A DISTANT SOIL: The Ascendant Chapter 4 Page 9

Most sincere thanks to Alejandro Valdes who tipped the hat jar and got himself a nifty Neil Gaiman signed book! Thank you so much and warmest wishes to you!

THANKS FOR READING! We’ll be back on Monday with M-F posts!

24 Comments

  • Laurie Sutton

    I don’t think a caption is necessary. The change of scene is obvious. However, my eye went from panel three to panel five because the word balloon (“Alone at last.”) was anchored to the top of the panel. It was the first thing my eye went to after the last balloon in panel three. If the “Alone at last” balloon had been closer to the boundary between panel four and five, I would have read it the way you meant it.

    Old editors never die, even when you wish they would.

  • Colleen

    That’s true. I’d have to move all of the balloons in that shot to compensate, which would be a problem. I’d have to redraw the BG in that panel, which would have to be done digitally.
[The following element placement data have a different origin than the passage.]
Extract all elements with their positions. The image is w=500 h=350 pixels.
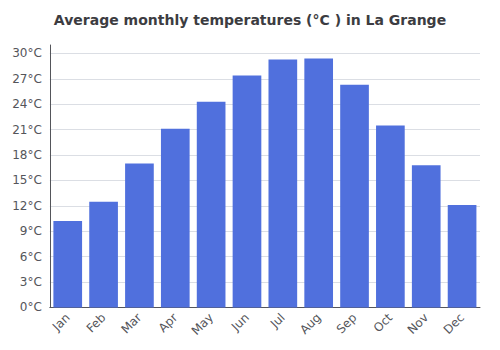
svg-text:Jan: Jan <box>49 311 73 335</box>
svg-text:May: May <box>189 311 216 338</box>
svg-text:Jul: Jul <box>267 311 288 332</box>
svg-text:Aug: Aug <box>297 311 323 337</box>
svg-text:Oct: Oct <box>371 310 396 335</box>
svg-text:6°C: 6°C <box>20 250 42 264</box>
svg-text:27°C: 27°C <box>12 72 42 86</box>
svg-text:15°C: 15°C <box>12 173 42 187</box>
svg-text:12°C: 12°C <box>12 199 42 213</box>
svg-text:Nov: Nov <box>405 311 431 337</box>
svg-text:24°C: 24°C <box>12 97 42 111</box>
svg-text:Average monthly temperatures (: Average monthly temperatures (°C ) in La… <box>54 12 446 28</box>
svg-text:3°C: 3°C <box>20 275 42 289</box>
svg-text:Sep: Sep <box>334 311 360 337</box>
svg-text:Mar: Mar <box>118 310 144 336</box>
svg-text:9°C: 9°C <box>20 224 42 238</box>
svg-text:21°C: 21°C <box>12 123 42 137</box>
svg-text:Dec: Dec <box>441 311 467 337</box>
svg-text:Feb: Feb <box>84 311 109 336</box>
svg-text:Jun: Jun <box>228 311 252 335</box>
svg-text:18°C: 18°C <box>12 148 42 162</box>
svg-text:Apr: Apr <box>156 310 181 335</box>
svg-text:0°C: 0°C <box>20 300 42 314</box>
svg-text:30°C: 30°C <box>12 46 42 60</box>
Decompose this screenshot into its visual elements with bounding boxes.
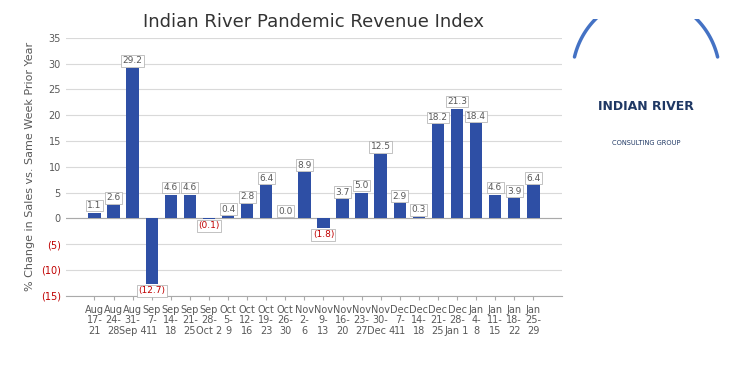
Bar	[527, 185, 539, 218]
Title: Indian River Pandemic Revenue Index: Indian River Pandemic Revenue Index	[143, 13, 485, 31]
Text: 3.7: 3.7	[335, 188, 350, 197]
Bar	[107, 205, 120, 218]
Bar	[489, 194, 502, 218]
Text: 18.4: 18.4	[466, 112, 486, 121]
Bar	[393, 204, 406, 218]
Text: 21.3: 21.3	[447, 97, 467, 106]
Bar	[356, 193, 368, 218]
Bar	[470, 124, 483, 218]
Bar	[451, 108, 464, 218]
Bar	[298, 172, 310, 218]
Text: 5.0: 5.0	[355, 181, 369, 190]
Bar	[431, 124, 444, 218]
Text: INDIAN RIVER: INDIAN RIVER	[598, 100, 694, 113]
Bar	[88, 213, 101, 218]
Text: CONSULTING GROUP: CONSULTING GROUP	[612, 140, 680, 146]
Bar	[508, 198, 520, 218]
Text: 0.3: 0.3	[412, 205, 426, 214]
Bar	[412, 217, 425, 218]
Text: 0.0: 0.0	[278, 207, 293, 216]
Text: (0.1): (0.1)	[199, 221, 220, 230]
Bar	[374, 154, 387, 218]
Text: 2.9: 2.9	[393, 192, 407, 201]
Bar	[318, 218, 330, 227]
Text: 2.8: 2.8	[240, 192, 254, 201]
Text: (1.8): (1.8)	[312, 230, 334, 239]
Text: 6.4: 6.4	[526, 174, 540, 183]
Text: 0.4: 0.4	[221, 205, 235, 214]
Bar	[241, 204, 253, 218]
Bar	[145, 218, 158, 284]
Text: 29.2: 29.2	[123, 56, 142, 65]
Text: 4.6: 4.6	[182, 183, 197, 192]
Text: 4.6: 4.6	[488, 183, 502, 192]
Text: 1.1: 1.1	[88, 201, 101, 210]
Bar	[260, 185, 272, 218]
Bar	[203, 218, 215, 219]
Text: (12.7): (12.7)	[138, 287, 165, 295]
Bar	[184, 194, 196, 218]
Text: 6.4: 6.4	[259, 174, 273, 183]
Y-axis label: % Change in Sales vs. Same Week Prior Year: % Change in Sales vs. Same Week Prior Ye…	[26, 42, 35, 291]
Text: 4.6: 4.6	[164, 183, 178, 192]
Bar	[164, 194, 177, 218]
Text: 8.9: 8.9	[297, 161, 312, 170]
Text: 2.6: 2.6	[107, 193, 120, 202]
Bar	[337, 199, 349, 218]
Bar	[222, 216, 234, 218]
Text: 3.9: 3.9	[507, 186, 521, 196]
Text: 12.5: 12.5	[371, 142, 391, 151]
Bar	[126, 68, 139, 218]
Text: 18.2: 18.2	[428, 113, 448, 122]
    And don’t be silly! I really appreciate all the good advice I’ve had on the blog. 🙂

  • Colleen

    WAAHH! SO TRUE! It is maddening going through older work. I am working on a really long original GN for Vertigo right now and I draw a page which I don’t ink for six months, come back to it, and need to redraw it.

  • Carla Speed McNeil

    How you resisted having a ‘grace note’ panel With the guys by themselves after Bast sweeps off with D’Mer in her arms, I just don’t know. But the change of scene is quite clear; any awkwardness you’re seeing probably comes from the fact that there is no pause in the conversational rhythm, no break before the second ‘verse’ begins.

  • Colleen

    WAAAHHHH! Golden opportunity down drain! I could add a page here, seriously.

    @Amikael: Alas, D’mer is a figment of my imagination. And he’s 24, which made him an older man when I first drew him, and now I am a dirty old woman for lingering over his abs.

  • mamid

    I love the back and forth between Bast and D’mer here. Sort of a cat with a mouse not realizing the mouse is actually a wolverine.

  • Allan

    The diminishing sizes of panels 1 to 3 left to right forces the eye up towards the top right hand corner and… off the page. If you look at this page “manga-style” — right to left — the panels read a lot smoother and draw the eye into the page.

    And, yes, the big blank gutter between panels 4 and 5 stops the eye dead, a fault that even the overlapping Bast can’t compensate for.

    The individual images are great, but only as individual images; when considering the page as a whole (Eisner’s “meta-panel), the storytelling doesn’t really work. But, y’know, it’s one page in, like, a thousand…

  • Arlnee

    a fault that even the overlapping Bast can’t compensate for.

    Yeah, she overlaps all right… oh, wait XD

    (I know, fish in a barrel… but someone had to say it, so may as well be me)

  • Colleen

    BWAHAHAAA!

    By the way, I say I appreciate the critiques, and I mean it. There may not be a whole lot I can do about the old stuff, but you never know when it will help the new stuff.

    THANK YOU!

  • Arlnee

    see that’s the difference between amateur/fanfic and a pro. A pro will get a technical critique and look at it and go, “yeah, you’re right” or “I can see what you mean but it works for me” without assuming it’s personal.

    An amateur/fan work will get a technical critique like, oh, a misplaced apostrophe, and for the next week the topic will be WAAAAHH YOUR ALL MEEEENIES IM LEAVING THE INTERNET FOREVER!!!!11!

    Mistakes will be made, that’s kind of a given. What you do about them and how you respond to them is the dividing line.

  • Colleen

    That’s really nice of you to say.

    I appreciate a critique. I want to be a better artist. If someone is right, they are right.

    Sometimes the critiques are just way off.

    I remember someone going on about how my figure work on Orbiter was over-rendered. And I thought, whoa, there is someone who hasn’t a clue what they are saying because that works was very simply rendered. Flat blacks and simple line. No rendering. So, I completely dismissed their comment.

    It would be correct to criticize some of the early A Distant Soil figure work as over-rendered.

    I originally made the art fairly simple, because I intended it for color. Later I redid the art for black and white and added a lot of hatching. And I went overboard. It shows how insecure I was about my drawing.

    I think it’s great that people take the time to let me know what they think. They could just ignore it. Their time is as valuable as mine.

    That said, you have to be able to filter. If someone says they hate my work because it’s too full of pretty people and it’s in the 1980’s, and there are gay people in it, well, that’s not a useful critique. It’s like complaining that an 1830 romance novel has too many pretty people in it, and it’s too old fashioned. Dude, go read something else.

    But storytelling points, and grammar, and character motivation, that I can use. If I can’t go back and redo what I have done, I can learn from the mistakes.